Tamura City is a small, rural town. Ishida said she thinks the chance to travel will allow Tamura youth to have wider views and bigger dreams.
That was certainly the case for Jon Vega, who visited Tamura right after graduating high school in 1997. Before that, his only international travel had been to was Canada.
“It started my international travels,” said Vega, who is hosting some of the delegation this week. “I’ve been to five continents now.”
Friendship between Tamura City and Mansfield goes back decades
Mansfield and Tamura City became official sister cities in 2001. But the connection between the two goes all the way back to 1960.
That’s when a Mansfield resident named Ray Nethery visited Tokyo on behalf of Cru (formerly Campus Crusade for Christ) and Pastor Kosuke Maki served as his translator.
More than twenty years later, Maki founded the Wakakusa English Program in Tamura. He reached out Nethery, who had returned home, and asked him to send an American teacher to his school to teach English. Since then, Grace Fellowship Church has partnered with the Wakakusa English Program to provide several American English teachers.
Clay, an English teacher with the Wakakusa English Program, said exchange programs can help dispel myths and stereotypes about other cultures.
“Oftentimes my students’ only connection to anything outside of Japan is what they see on YouTube or TikTok or whatever they’re playing on the video games,” she said.
“So I think it’s very important for them to have some sort of real, organic communication with actual people from America or other foreign countries too.”
Brown has visited Japan four times. She said she was most impressed by the warmth and friendliness of the culture and cleanliness of the city.
“We were so safe there, because crime is almost non-existent,” Brown said. “And you’re surrounded by old things with reverence to it — temples and things like that.”

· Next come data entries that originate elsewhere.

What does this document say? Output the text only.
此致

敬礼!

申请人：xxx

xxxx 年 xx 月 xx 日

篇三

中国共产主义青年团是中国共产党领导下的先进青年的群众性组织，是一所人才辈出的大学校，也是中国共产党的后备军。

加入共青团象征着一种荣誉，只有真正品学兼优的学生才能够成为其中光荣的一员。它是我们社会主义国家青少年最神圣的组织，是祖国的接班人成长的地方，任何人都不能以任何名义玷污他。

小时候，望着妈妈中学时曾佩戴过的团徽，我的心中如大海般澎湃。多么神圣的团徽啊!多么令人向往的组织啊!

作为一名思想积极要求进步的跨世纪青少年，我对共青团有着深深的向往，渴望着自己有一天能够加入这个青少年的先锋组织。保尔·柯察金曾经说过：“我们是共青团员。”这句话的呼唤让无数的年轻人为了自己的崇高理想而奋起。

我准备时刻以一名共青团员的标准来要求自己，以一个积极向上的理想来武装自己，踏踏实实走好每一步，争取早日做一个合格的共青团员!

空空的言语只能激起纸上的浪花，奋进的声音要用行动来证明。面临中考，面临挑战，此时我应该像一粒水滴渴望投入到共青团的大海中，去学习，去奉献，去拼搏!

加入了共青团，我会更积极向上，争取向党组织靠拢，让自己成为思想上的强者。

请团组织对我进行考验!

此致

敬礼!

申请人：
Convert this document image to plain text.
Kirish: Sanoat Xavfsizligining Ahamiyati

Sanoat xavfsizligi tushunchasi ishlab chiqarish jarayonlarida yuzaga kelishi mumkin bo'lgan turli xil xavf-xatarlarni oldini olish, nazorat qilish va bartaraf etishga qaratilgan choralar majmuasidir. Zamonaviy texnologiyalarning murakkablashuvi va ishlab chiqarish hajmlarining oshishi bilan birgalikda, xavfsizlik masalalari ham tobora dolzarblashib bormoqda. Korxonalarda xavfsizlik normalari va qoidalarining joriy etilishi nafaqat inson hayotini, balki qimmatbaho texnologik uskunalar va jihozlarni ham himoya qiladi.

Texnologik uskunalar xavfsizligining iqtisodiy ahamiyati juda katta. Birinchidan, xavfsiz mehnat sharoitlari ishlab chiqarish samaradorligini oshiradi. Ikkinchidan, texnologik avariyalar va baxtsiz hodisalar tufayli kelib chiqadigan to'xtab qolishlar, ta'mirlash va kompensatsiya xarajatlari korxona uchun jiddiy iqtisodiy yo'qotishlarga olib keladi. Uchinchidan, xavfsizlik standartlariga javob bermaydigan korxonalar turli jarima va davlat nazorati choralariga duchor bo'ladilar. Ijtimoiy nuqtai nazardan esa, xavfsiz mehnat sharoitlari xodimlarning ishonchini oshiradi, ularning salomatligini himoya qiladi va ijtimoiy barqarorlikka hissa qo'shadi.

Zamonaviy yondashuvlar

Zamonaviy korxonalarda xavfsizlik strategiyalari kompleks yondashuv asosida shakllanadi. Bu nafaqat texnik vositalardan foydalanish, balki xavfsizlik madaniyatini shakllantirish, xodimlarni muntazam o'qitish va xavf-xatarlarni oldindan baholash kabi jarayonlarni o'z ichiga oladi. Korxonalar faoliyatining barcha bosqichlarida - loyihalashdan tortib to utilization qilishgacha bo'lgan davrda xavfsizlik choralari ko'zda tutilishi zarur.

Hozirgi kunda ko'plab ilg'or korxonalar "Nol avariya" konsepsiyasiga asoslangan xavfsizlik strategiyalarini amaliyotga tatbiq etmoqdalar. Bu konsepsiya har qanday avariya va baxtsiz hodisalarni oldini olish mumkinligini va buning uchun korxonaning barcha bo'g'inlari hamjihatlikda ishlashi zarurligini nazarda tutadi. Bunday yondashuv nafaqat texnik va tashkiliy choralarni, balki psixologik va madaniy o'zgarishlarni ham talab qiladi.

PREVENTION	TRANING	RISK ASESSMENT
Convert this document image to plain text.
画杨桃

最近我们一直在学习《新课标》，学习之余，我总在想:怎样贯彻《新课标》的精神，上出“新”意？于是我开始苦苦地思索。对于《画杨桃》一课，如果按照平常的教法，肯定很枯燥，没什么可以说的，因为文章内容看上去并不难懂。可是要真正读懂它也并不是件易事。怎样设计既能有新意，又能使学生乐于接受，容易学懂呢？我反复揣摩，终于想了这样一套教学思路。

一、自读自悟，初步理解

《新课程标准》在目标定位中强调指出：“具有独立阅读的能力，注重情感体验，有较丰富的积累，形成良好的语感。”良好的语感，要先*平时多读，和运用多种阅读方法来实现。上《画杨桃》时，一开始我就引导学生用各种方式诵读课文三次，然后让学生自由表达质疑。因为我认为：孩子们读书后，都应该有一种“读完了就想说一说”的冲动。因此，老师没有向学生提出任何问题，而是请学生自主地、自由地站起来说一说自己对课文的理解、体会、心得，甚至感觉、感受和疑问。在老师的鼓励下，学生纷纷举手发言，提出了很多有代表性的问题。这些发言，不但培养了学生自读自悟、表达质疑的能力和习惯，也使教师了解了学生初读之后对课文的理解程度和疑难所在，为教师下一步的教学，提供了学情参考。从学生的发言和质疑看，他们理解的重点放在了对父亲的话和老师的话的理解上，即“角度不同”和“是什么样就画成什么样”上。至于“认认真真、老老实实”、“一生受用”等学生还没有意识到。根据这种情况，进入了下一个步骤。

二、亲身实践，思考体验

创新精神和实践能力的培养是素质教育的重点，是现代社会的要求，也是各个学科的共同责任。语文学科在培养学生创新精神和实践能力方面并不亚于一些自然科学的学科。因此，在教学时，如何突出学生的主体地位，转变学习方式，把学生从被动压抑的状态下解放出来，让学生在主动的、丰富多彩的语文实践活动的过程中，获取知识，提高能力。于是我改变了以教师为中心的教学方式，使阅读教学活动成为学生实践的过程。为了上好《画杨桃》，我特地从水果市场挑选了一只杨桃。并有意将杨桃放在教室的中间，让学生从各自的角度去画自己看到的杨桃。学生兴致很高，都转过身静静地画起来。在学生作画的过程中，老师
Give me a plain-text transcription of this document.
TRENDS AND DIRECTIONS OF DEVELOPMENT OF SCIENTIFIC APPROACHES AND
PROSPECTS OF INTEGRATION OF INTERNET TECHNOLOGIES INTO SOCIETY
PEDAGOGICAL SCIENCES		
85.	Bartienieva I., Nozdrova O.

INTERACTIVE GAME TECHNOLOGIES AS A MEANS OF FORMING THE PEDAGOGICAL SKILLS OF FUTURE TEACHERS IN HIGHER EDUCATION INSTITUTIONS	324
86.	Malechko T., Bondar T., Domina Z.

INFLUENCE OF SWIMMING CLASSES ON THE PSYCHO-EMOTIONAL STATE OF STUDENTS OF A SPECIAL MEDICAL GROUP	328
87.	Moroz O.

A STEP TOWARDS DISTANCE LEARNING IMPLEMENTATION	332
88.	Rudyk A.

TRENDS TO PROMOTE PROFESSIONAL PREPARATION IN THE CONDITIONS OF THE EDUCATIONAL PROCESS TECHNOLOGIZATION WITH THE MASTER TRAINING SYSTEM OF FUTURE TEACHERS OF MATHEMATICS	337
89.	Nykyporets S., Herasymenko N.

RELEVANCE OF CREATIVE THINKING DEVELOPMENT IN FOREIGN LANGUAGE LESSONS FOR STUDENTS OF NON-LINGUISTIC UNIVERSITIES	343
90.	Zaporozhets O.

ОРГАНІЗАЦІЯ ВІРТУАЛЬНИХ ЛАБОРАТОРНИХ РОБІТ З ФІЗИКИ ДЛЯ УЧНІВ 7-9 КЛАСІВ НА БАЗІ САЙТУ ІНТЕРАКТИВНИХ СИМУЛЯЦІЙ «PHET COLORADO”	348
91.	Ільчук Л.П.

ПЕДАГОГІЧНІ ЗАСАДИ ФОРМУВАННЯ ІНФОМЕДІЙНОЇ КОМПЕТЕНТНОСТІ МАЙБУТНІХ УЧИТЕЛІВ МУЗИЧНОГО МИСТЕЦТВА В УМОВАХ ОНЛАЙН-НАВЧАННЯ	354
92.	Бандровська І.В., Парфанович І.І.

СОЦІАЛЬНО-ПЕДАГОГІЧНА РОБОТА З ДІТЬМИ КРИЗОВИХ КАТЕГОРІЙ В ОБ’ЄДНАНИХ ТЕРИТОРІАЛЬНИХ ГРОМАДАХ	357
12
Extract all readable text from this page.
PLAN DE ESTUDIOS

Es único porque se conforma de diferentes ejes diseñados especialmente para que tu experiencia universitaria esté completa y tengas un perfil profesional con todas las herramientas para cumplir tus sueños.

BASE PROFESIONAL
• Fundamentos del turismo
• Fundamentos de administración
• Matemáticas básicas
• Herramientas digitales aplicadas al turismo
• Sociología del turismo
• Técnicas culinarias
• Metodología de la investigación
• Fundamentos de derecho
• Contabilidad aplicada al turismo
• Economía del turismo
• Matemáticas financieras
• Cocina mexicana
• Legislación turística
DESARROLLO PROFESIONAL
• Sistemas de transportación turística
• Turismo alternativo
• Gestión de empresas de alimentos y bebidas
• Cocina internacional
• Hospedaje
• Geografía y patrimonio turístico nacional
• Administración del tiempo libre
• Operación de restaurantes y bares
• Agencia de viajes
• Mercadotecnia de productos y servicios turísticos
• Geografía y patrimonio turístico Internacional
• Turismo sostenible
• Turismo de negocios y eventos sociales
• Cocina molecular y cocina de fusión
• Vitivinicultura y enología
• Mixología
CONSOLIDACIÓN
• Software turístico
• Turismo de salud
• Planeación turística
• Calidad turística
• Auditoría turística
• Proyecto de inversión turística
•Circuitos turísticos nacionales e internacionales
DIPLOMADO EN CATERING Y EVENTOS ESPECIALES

Brown said she was also impressed by the respect for elders and intentionality that are a hallmark of Japanese culture.
“Everything has a meaning. The smallest things have a purpose,” she said.
Rebekah Stefaniuk serves as Wakakusa’s program coordinator from her home in Ashland.
She said she’s watched American teachers become more open-minded after moving to Japan.
“One of my favorite things about our exchange is that our cultures are so very different,” Stefaniuk said. “I think (travel) is phenomenal for empathy, for being kind, just being a good human.”
Brown agreed.
“The exchanges make you a better person.”